A potential conclusion to be drawn on the basis of this information is that the mechanisms behind the transition from acute to chronic pain and the development of muscle degeneration after whiplash seem to involve a combination of neuro-psycho-biological factors, including higher pain levels and subsequent post-traumatic stress. Larger scaled studies are required before making strong clinical conclusions into the underlying mechanisms governing muscular degeneration after whiplash and their influence on long-term recovery and painful symptoms.
In summary, for the accurate clinical assessment and management of whiplash to continue to advance, interdisciplinary investigation of the precise mechanisms underlying the transition to chronic pain through the implementation of state-of-the-art technology is mandatory. Considering the recent preliminary advancements in advanced imaging applications, we may be well positioned to provide new evidence to further optimize the assessment and accurate classification of patients with varying levels of pain and disability. In particular, those at risk for transitioning to chronic pain. Although there remain many questions for today's clinicians and researchers, there also remains a plethora of opportunities for scientific inquiry that if/when answered could help limit the numbers of patients who transition to a chronic state.

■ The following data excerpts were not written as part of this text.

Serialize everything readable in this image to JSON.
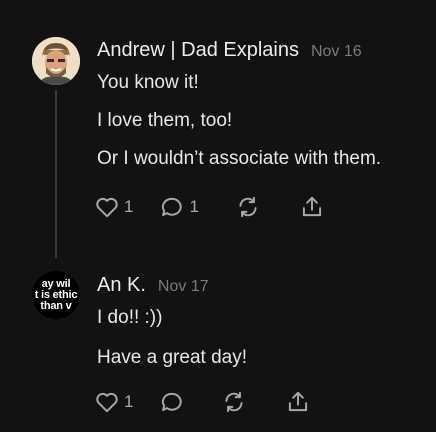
{
  "comments": [
    {
      "author": "Andrew | Dad Explains",
      "date": "Nov 16",
      "paragraphs": [
        "You know it!",
        "I love them, too!",
        "Or I wouldn’t associate with them."
      ],
      "like_count": "1",
      "reply_count": "1"
    },
    {
      "author": "An K.",
      "date": "Nov 17",
      "avatar_text": [
        "ay wil",
        "t is ethic",
        "than v"
      ],
      "paragraphs": [
        "I do!! :))",
        "Have a great day!"
      ],
      "like_count": "1",
      "reply_count": ""
    }
  ],
  "icons": [
    "heart-icon",
    "comment-bubble-icon",
    "restack-icon",
    "share-icon"
  ]
}
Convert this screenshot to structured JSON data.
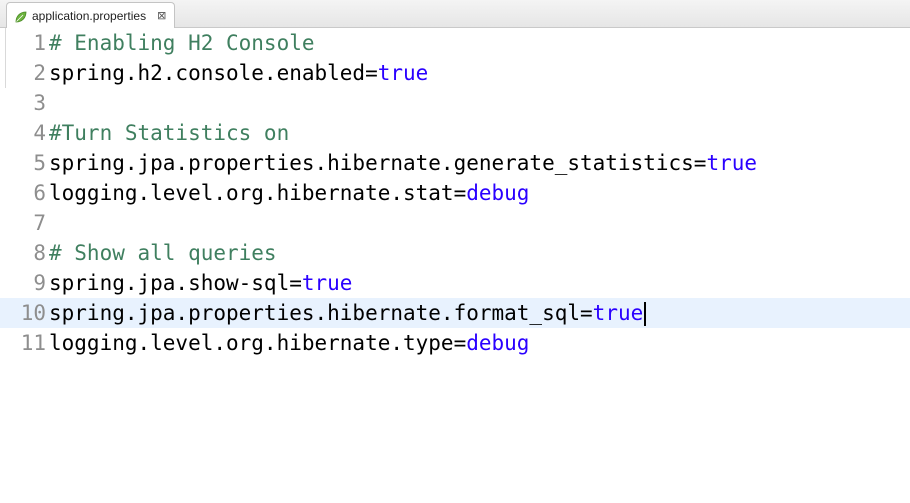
{
  "tab": {
    "icon": "leaf-icon",
    "label": "application.properties",
    "close_symbol": "⊠"
  },
  "colors": {
    "comment": "#3f7f5f",
    "key": "#000000",
    "value": "#2a00ff",
    "line_number": "#8e8e8e",
    "current_line": "#e8f2fe"
  },
  "lines": [
    {
      "num": "1",
      "comment": "# Enabling H2 Console"
    },
    {
      "num": "2",
      "key": "spring.h2.console.enabled",
      "eq": "=",
      "value": "true"
    },
    {
      "num": "3"
    },
    {
      "num": "4",
      "comment": "#Turn Statistics on"
    },
    {
      "num": "5",
      "key": "spring.jpa.properties.hibernate.generate_statistics",
      "eq": "=",
      "value": "true"
    },
    {
      "num": "6",
      "key": "logging.level.org.hibernate.stat",
      "eq": "=",
      "value": "debug"
    },
    {
      "num": "7"
    },
    {
      "num": "8",
      "comment": "# Show all queries"
    },
    {
      "num": "9",
      "key": "spring.jpa.show-sql",
      "eq": "=",
      "value": "true"
    },
    {
      "num": "10",
      "key": "spring.jpa.properties.hibernate.format_sql",
      "eq": "=",
      "value": "true"
    },
    {
      "num": "11",
      "key": "logging.level.org.hibernate.type",
      "eq": "=",
      "value": "debug"
    }
  ]
}
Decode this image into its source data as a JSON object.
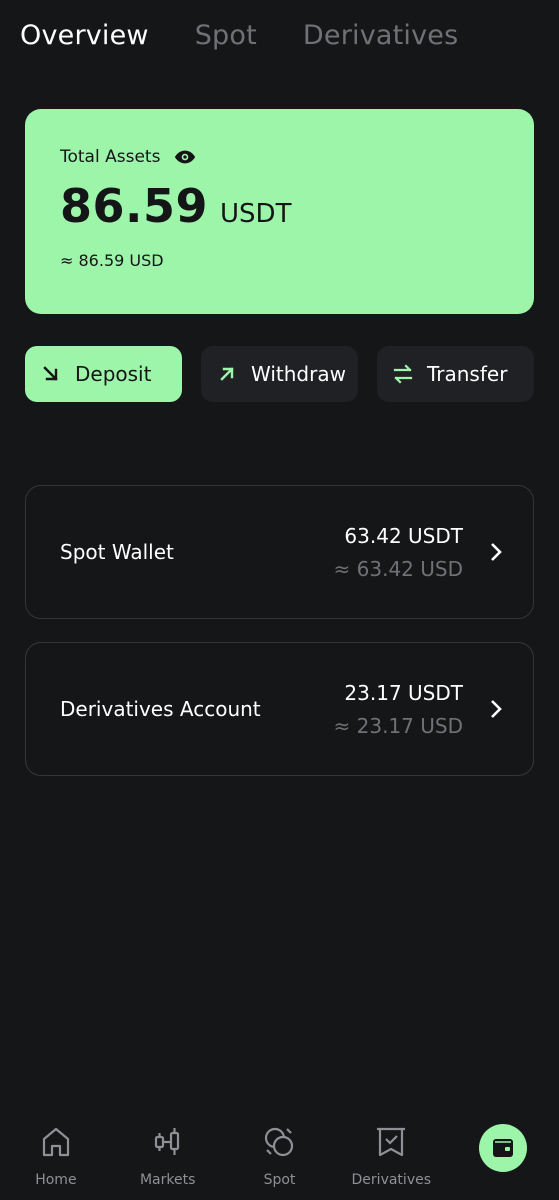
{
  "tabs": [
    {
      "label": "Overview",
      "active": true
    },
    {
      "label": "Spot",
      "active": false
    },
    {
      "label": "Derivatives",
      "active": false
    }
  ],
  "assets": {
    "label": "Total Assets",
    "value": "86.59",
    "unit": "USDT",
    "approx": "≈ 86.59 USD",
    "card_color": "#9df5a9"
  },
  "actions": [
    {
      "label": "Deposit",
      "icon": "arrow-down-right-icon"
    },
    {
      "label": "Withdraw",
      "icon": "arrow-up-right-icon"
    },
    {
      "label": "Transfer",
      "icon": "swap-icon"
    }
  ],
  "accounts": [
    {
      "name": "Spot Wallet",
      "usdt": "63.42 USDT",
      "usd": "≈ 63.42 USD"
    },
    {
      "name": "Derivatives Account",
      "usdt": "23.17 USDT",
      "usd": "≈ 23.17 USD"
    }
  ],
  "nav": [
    {
      "label": "Home",
      "icon": "home-icon"
    },
    {
      "label": "Markets",
      "icon": "candlestick-icon"
    },
    {
      "label": "Spot",
      "icon": "spot-exchange-icon"
    },
    {
      "label": "Derivatives",
      "icon": "derivatives-icon"
    },
    {
      "label": "",
      "icon": "wallet-icon",
      "active": true
    }
  ],
  "colors": {
    "background": "#151618",
    "accent": "#9df5a9",
    "muted_text": "#6f7175"
  }
}
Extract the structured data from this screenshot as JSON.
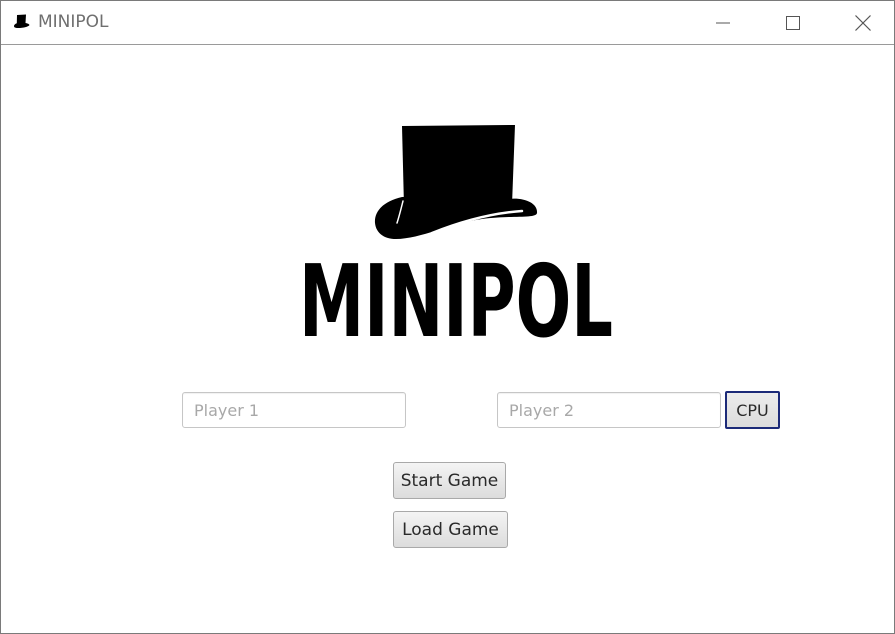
{
  "window": {
    "title": "MINIPOL",
    "app_icon": "top-hat-icon",
    "controls": {
      "minimize_icon": "minimize-icon",
      "maximize_icon": "maximize-icon",
      "close_icon": "close-icon"
    }
  },
  "logo": {
    "icon": "top-hat-icon",
    "wordmark": "MINIPOL"
  },
  "players": {
    "player1_placeholder": "Player 1",
    "player1_value": "",
    "player2_placeholder": "Player 2",
    "player2_value": "",
    "cpu_label": "CPU"
  },
  "actions": {
    "start_label": "Start Game",
    "load_label": "Load Game"
  },
  "colors": {
    "logo": "#000000",
    "cpu_focus_border": "#1c2a78",
    "placeholder": "#a8a8a8"
  }
}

- Changes in muscle structure have been observed in whiplash-injury patients presenting with chronic head and neck pain.
- Muscle fatty infiltrates occur soon after injury but only in those with higher levels of pain and symptoms of post-traumatic stress.
- It is possible that the MRI markers of muscle fatty infiltrates are associated with poor functional recovery and may represent an initial injury involving peripheral, central, or both structures.
- The presence of post-traumatic stress disorder could also contribute to the morphological features of muscle degeneration and this requires further prospective investigation.